Nu het bestreden besluit op grond van het voorgaande reeds geen stand kan houden, behoeft hetgeen overigens in beroep is aangevoerd geen bespreking meer.
Het beroep zal gegrond worden verklaard. Onder toepassing van het bepaalde in artikel 8:75 van de Algemene wet bestuursrecht zal verweerder worden veroordeeld tot betaling van de kosten die eiseres in verband met haar beroep bij de rechtbank redelijkerwijs heeft moeten maken. Deze kosten zijn begroot op f 710,-- ter zake van verleende rechtsbijstand. Tevens dient de SVB het door eiseres gestorte griffierecht aan haar te vergoeden.

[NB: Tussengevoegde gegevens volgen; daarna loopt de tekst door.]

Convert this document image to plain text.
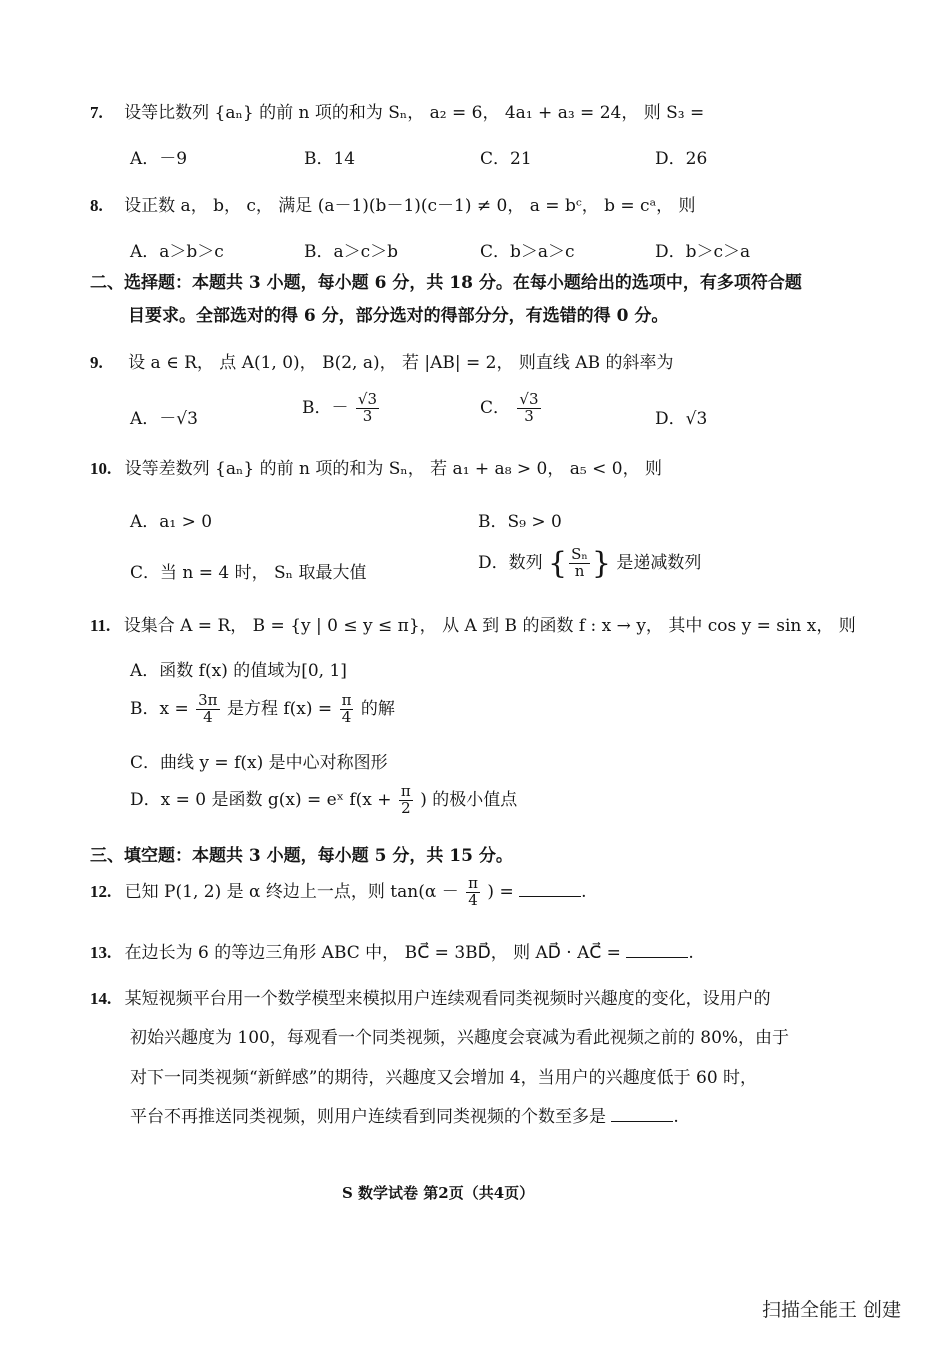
7. 设等比数列 {aₙ} 的前 n 项的和为 Sₙ， a₂ = 6， 4a₁ + a₃ = 24， 则 S₃ =
A．－9	B．14	C．21	D．26
8. 设正数 a， b， c， 满足 (a－1)(b－1)(c－1) ≠ 0， a = bᶜ， b = cᵃ， 则
A．a＞b＞c	B．a＞c＞b	C．b＞a＞c	D．b＞c＞a
二、选择题：本题共 3 小题，每小题 6 分，共 18 分。在每小题给出的选项中，有多项符合题
目要求。全部选对的得 6 分，部分选对的得部分分，有选错的得 0 分。
9. 设 a ∈ R， 点 A(1, 0)， B(2, a)， 若 |AB| = 2， 则直线 AB 的斜率为
A．－√3
B．－ $\frac{√3}{3}$	C． $\frac{√3}{3}$	D．√3
10. 设等差数列 {aₙ} 的前 n 项的和为 Sₙ， 若 a₁ + a₈ > 0， a₅ < 0， 则
A．a₁ > 0	B．S₉ > 0
C．当 n = 4 时， Sₙ 取最大值	D．数列 { $\frac{\text{Sₙ}}{n}$ } 是递减数列
11. 设集合 A = R， B = {y | 0 ≤ y ≤ π}， 从 A 到 B 的函数 f : x → y， 其中 cos y = sin x， 则
A．函数 f(x) 的值域为[0, 1]
B．$x = \frac{3\pi}{4}$ 是方程 $f(x) = \frac{\pi}{4}$ 的解
C．曲线 y = f(x) 是中心对称图形
D．x = 0 是函数 g(x) = eˣ $f(x + \frac{\pi}{2}$ ) 的极小值点
三、填空题：本题共 3 小题，每小题 5 分，共 15 分。
12. 已知 P(1, 2) 是 α 终边上一点，则 $\tan(\alpha - \frac{\pi}{4}$ ) =	.
13. 在边长为 6 的等边三角形 ABC 中， BC⃗ = 3BD⃗， 则 AD⃗ · AC⃗ =	.
14. 某短视频平台用一个数学模型来模拟用户连续观看同类视频时兴趣度的变化，设用户的
初始兴趣度为 100，每观看一个同类视频，兴趣度会衰减为看此视频之前的 80%，由于
对下一同类视频“新鲜感”的期待，兴趣度又会增加 4，当用户的兴趣度低于 60 时，
平台不再推送同类视频，则用户连续看到同类视频的个数至多是	.
S 数学试卷 第2页（共4页）
扫描全能王 创建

verklaart het beroep gegrond;
vernietigt het bestreden besluit;
bepaalt dat verweerder met inachtneming van deze uitspraak een nieuw besluit neemt op het bezwaar van eiseres;
veroordeelt verweerder tot betaling van de proceskosten van eiseres, begroot op f 710,-- (zegge: zevenhonderdtien gulden), te betalen door de SVB aan de griffier van de rechtbank; bepaalt dat de SVB het door eiseres gestorte griffierecht ad f 55,-- aan haar vergoedt.
Gewezen door mr. D. Allewijn, voorzitter, mrs. H.C. Naves en C.J. Polak, rechters, in tegenwoordigheid van mr. J.E. Jansen, als griffier,
en uitgesproken in het openbaar op: 4 augustus 1999 door mr. H.C. Naves,
in tegenwoordigheid van de griffier.
De griffier, De voorzitter,
Tegen deze uitspraak kunnen een belanghebbende en het bestuursorgaan binnen zes weken na toezending van deze uitspraak hoger beroep instellen bij de Centrale Raad van Beroep te Utrecht.